Over the years, I have confused my capacity with my capability. While I have a sense of my capabilities, I have had to learn how to come to terms with my capacity. I’ve learned to ask, “What would you have me do with the strength you’ve given me, today, Lord?” I first invited the Lord into this process a bit begrudgingly. But now, the sweetness of my dependence on Him grows and ironically, so do the opportunities! The question connects my finiteness to His infiniteness and gives me hope, even while it provides restraint.
Our capability connects us to possibilities, opportunities, exploration, expansion and growth.
Our capacity connects us to our finiteness, our frames and our fragility.
If we are focused on what we can do because of our ability, we are likely to overstep and become stretched beyond our ability to execute. Suddenly we are overwhelmed and begin to question, “Why can’t I do this? What’s wrong with me?”
If we are focused on what we can’t do because of limitations of time, health, resources, etc., we may be slow to step out, less likely to engage in those opportunities and resistant to being stretched.
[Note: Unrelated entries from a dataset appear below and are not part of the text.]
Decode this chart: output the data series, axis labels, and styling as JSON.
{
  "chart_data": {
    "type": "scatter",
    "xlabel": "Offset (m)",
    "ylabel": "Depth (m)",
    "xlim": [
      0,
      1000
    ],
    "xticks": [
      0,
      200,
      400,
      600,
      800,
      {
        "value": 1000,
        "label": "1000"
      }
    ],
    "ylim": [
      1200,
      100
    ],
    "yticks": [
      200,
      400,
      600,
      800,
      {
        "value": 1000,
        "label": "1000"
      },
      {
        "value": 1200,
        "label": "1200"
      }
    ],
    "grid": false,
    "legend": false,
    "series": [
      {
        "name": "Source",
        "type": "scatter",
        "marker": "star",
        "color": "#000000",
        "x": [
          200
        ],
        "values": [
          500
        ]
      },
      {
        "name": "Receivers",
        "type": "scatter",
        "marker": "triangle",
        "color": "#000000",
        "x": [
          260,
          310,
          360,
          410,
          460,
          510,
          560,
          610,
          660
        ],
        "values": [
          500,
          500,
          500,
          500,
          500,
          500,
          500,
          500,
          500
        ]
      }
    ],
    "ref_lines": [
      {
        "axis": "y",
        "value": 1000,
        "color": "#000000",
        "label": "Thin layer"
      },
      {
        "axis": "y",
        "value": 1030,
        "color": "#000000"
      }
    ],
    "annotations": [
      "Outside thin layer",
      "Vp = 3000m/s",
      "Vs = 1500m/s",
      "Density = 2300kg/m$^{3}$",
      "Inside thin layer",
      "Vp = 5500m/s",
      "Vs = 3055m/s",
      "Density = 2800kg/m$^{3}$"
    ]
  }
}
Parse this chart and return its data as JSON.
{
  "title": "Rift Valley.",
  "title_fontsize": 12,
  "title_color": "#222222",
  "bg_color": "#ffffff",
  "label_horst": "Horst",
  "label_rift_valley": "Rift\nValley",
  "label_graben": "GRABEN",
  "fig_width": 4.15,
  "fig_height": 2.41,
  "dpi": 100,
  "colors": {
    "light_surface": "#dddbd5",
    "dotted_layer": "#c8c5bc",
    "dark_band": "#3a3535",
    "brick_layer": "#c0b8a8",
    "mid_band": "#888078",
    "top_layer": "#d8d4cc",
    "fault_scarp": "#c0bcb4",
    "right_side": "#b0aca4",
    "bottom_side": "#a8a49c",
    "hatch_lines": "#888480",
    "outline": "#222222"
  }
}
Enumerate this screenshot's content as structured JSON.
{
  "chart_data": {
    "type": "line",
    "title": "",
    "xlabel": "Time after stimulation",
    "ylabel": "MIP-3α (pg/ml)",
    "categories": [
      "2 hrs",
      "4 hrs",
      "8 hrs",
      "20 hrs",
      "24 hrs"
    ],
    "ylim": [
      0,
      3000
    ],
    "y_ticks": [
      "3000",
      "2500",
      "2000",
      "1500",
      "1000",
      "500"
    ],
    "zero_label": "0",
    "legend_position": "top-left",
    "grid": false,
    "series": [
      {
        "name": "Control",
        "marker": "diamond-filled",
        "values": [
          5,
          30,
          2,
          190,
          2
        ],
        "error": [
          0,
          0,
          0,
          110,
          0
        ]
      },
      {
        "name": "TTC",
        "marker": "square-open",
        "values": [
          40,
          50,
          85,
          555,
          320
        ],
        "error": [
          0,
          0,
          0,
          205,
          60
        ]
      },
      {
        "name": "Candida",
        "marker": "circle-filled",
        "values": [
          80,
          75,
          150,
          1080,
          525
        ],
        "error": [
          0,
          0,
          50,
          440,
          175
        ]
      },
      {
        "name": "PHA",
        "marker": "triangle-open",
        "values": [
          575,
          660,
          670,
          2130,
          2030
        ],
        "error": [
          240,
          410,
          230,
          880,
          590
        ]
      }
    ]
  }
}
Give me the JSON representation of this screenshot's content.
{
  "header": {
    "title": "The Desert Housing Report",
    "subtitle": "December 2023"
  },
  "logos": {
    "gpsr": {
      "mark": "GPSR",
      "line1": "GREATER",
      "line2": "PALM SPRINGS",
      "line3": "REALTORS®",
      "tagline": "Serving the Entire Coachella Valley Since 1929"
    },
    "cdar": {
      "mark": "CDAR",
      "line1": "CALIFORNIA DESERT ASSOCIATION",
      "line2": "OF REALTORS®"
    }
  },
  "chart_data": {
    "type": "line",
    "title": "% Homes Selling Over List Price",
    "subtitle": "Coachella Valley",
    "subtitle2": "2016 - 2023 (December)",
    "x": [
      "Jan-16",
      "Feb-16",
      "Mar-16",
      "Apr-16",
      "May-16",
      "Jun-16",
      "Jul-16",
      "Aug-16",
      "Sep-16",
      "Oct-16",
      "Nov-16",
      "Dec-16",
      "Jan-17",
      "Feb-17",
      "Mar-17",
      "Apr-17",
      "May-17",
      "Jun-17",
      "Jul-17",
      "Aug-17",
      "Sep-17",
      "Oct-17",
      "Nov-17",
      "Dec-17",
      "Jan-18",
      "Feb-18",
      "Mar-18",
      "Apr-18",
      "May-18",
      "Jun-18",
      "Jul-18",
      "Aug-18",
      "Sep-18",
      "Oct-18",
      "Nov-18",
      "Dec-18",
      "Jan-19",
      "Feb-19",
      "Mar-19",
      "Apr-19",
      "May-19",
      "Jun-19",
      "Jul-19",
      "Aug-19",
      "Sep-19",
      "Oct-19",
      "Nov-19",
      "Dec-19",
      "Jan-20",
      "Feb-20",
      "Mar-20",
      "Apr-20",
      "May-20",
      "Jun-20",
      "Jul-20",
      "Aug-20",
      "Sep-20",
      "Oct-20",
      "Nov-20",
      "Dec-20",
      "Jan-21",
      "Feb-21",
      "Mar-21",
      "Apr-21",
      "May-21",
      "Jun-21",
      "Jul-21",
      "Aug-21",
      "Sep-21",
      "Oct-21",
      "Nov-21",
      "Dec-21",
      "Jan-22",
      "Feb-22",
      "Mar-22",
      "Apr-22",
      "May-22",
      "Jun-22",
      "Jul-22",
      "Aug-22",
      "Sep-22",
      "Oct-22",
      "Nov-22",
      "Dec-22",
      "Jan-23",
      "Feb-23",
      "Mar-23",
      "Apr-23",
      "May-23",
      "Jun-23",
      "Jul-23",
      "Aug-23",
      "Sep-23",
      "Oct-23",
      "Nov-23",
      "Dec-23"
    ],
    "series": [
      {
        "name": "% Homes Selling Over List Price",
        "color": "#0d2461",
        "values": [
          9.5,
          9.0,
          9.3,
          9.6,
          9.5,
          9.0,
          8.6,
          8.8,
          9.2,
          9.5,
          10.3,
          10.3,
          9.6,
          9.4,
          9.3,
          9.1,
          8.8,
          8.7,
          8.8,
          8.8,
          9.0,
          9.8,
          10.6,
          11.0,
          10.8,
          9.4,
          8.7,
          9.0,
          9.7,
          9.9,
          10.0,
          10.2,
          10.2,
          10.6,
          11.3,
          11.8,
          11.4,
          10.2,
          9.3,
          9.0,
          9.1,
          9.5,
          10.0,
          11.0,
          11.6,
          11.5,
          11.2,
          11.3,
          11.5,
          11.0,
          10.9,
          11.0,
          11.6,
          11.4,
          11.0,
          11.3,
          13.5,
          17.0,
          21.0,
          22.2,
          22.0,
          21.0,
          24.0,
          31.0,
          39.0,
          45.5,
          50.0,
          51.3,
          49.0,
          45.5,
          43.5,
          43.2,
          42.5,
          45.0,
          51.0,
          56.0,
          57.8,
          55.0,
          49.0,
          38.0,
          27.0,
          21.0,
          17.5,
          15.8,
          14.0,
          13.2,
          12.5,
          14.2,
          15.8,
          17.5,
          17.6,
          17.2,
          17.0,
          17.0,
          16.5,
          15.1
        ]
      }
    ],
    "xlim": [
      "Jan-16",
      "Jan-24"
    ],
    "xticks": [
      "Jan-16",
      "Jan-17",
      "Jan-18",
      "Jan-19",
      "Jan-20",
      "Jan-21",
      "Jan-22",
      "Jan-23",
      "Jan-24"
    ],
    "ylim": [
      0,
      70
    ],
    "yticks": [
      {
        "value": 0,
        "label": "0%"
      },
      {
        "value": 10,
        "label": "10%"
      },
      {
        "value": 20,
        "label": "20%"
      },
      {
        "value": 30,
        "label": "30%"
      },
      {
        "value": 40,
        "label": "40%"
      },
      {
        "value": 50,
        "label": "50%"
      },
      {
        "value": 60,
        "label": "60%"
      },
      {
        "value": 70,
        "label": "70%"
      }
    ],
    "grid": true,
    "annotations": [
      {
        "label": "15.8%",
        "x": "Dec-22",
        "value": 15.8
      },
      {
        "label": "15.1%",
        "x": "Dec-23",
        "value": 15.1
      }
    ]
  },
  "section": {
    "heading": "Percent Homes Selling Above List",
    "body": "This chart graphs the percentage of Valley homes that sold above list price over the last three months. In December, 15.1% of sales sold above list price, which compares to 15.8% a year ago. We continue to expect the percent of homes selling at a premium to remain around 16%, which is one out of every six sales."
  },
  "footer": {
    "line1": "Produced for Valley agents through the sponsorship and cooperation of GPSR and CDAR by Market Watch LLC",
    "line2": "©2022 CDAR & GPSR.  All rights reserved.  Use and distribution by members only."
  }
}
As with so much of life, the solution is hardly an easy one, although it is simple. It requires that we learn how to live in the tension of the two. We must periodically pick up the “grocery bag” of our own capacity and check the weight what we are carrying. Otherwise,we might just overstuff the mind, the body, the soul, with more than it can carry. And then what will we have: Broken eggs on the concrete.
Where do you tend to be focused? Do you look only at your capabilities and the opportunities? Or do you dwell on your capacity and the limitations?
What would change if you lived in the tension between the two? What opportunities might you step into? What things would you reconsider and say “no” to as a result?
For me? I’m learning how to live so that the eggs actually make it into the house… how about you?